Consider yourself warned: these "still life" arrangements go fast if you have growing children around. So why relegate these wonderful colors to the refrigerator? I say enjoy the beauty, meditate on the impermanence of life, and then have a snack.

Monday, April 15, 2013

First Time Spring Rolling



I need more practice, which I'll get because these were a hit with the kids! 
Maybe next time we'll try them with some shrimp or fish.

Saturday, April 13, 2013

Spring Sprung

Butterflies flock to the phlox.

 This bright green Heuchera with red accents lights up the shade all year.

 Lettuce seedlings in pot.


 Sherwood Purple creeping phlox -- lovely in shade.

 Solomon's Seal - another shade bed beauty.

 Baby spinach - get it before the five-year-old nibbles it all.

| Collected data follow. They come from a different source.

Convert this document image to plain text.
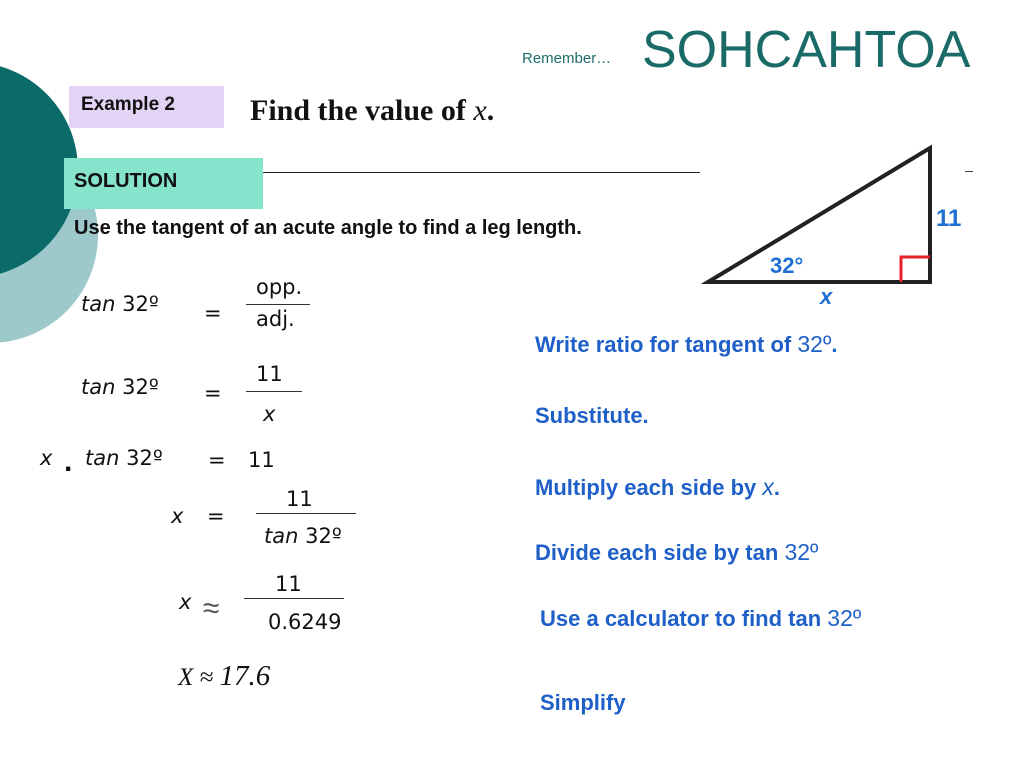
Remember… SOHCAHTOA
Example 2	Find the value of x.
SOLUTION
Use the tangent of an acute angle to find a leg length.
32°
11
x
tan 32º =
opp.
adj.
tan 32º =
11
x
x . tan 32º = 11
x =
11
tan 32º
x ≈
11
0.6249
X ≈ 17.6
Write ratio for tangent of 32º.
Substitute.
Multiply each side by x.
Divide each side by tan 32º
Use a calculator to find tan 32º
Simplify
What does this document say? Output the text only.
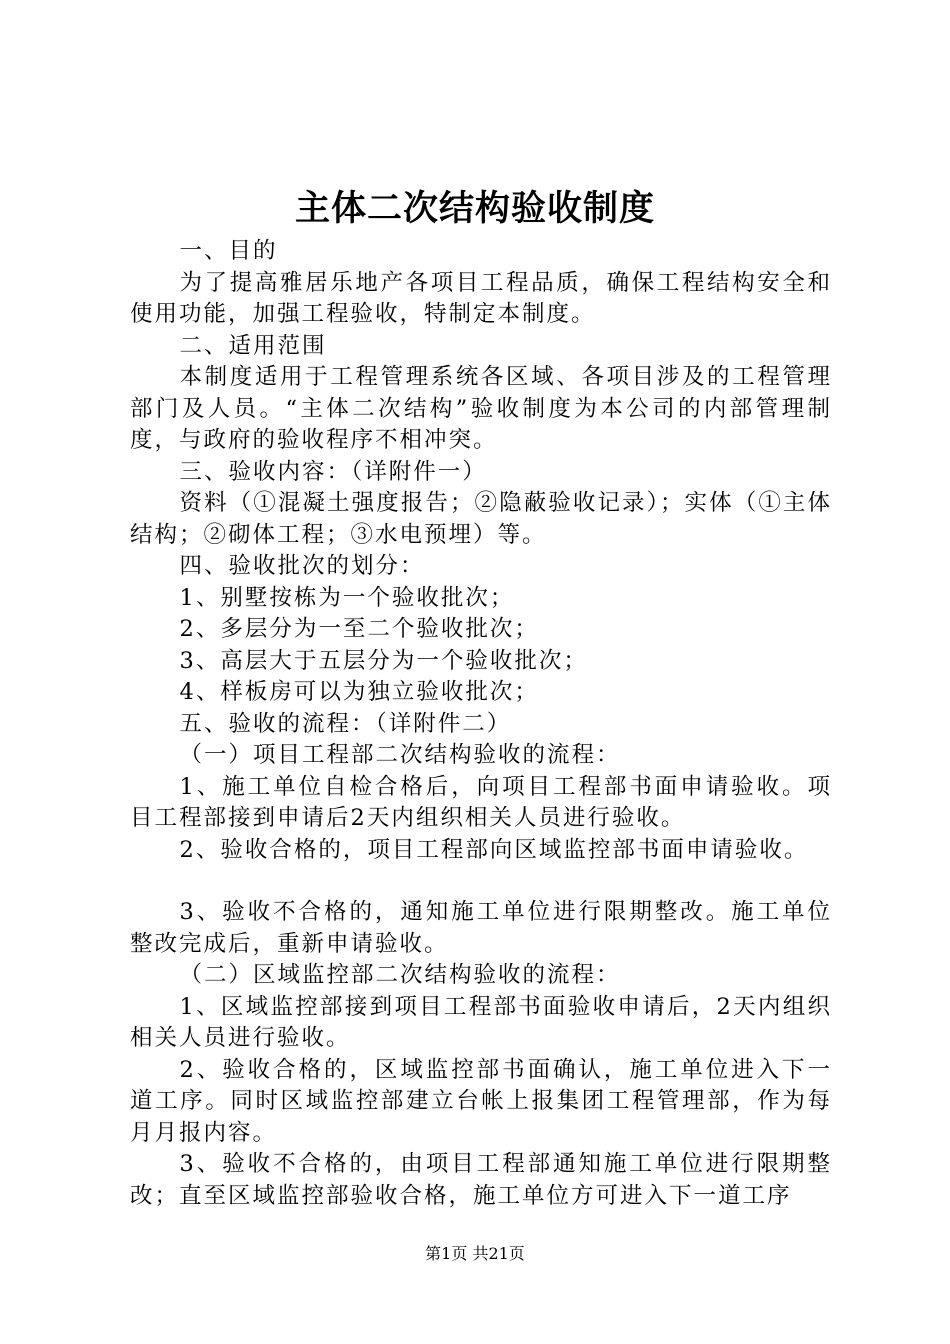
主体二次结构验收制度

一、目的

为了提高雅居乐地产各项目工程品质，确保工程结构安全和使用功能，加强工程验收，特制定本制度。

二、适用范围

本制度适用于工程管理系统各区域、各项目涉及的工程管理部门及人员。“主体二次结构”验收制度为本公司的内部管理制度，与政府的验收程序不相冲突。

三、验收内容：（详附件一）

资料（①混凝土强度报告；②隐蔽验收记录）；实体（①主体结构；②砌体工程；③水电预埋）等。

四、验收批次的划分：

1、别墅按栋为一个验收批次；

2、多层分为一至二个验收批次；

3、高层大于五层分为一个验收批次；

4、样板房可以为独立验收批次；

五、验收的流程：（详附件二）

（一）项目工程部二次结构验收的流程：

1、施工单位自检合格后，向项目工程部书面申请验收。项目工程部接到申请后2天内组织相关人员进行验收。

2、验收合格的，项目工程部向区域监控部书面申请验收。

3、验收不合格的，通知施工单位进行限期整改。施工单位整改完成后，重新申请验收。

（二）区域监控部二次结构验收的流程：

1、区域监控部接到项目工程部书面验收申请后，2天内组织相关人员进行验收。

2、验收合格的，区域监控部书面确认，施工单位进入下一道工序。同时区域监控部建立台帐上报集团工程管理部，作为每月月报内容。

3、验收不合格的，由项目工程部通知施工单位进行限期整改；直至区域监控部验收合格，施工单位方可进入下一道工序

第1页 共21页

 Virginia Bluebells = shade stunner

 Tomato seedlings for the Fifth Annual FUUN Herb & Craft Fair

Bleeding Heart Dicentra (yes, shade).

More to come soon. The spouse has been gone for six months, and apparently this blog is what finally fell through the cracks. But I have been busy! My sheet mulch/lasagna bed is almost ready for planting, and I have a lovely start to my edible front yard....soon to come. Happy Spring!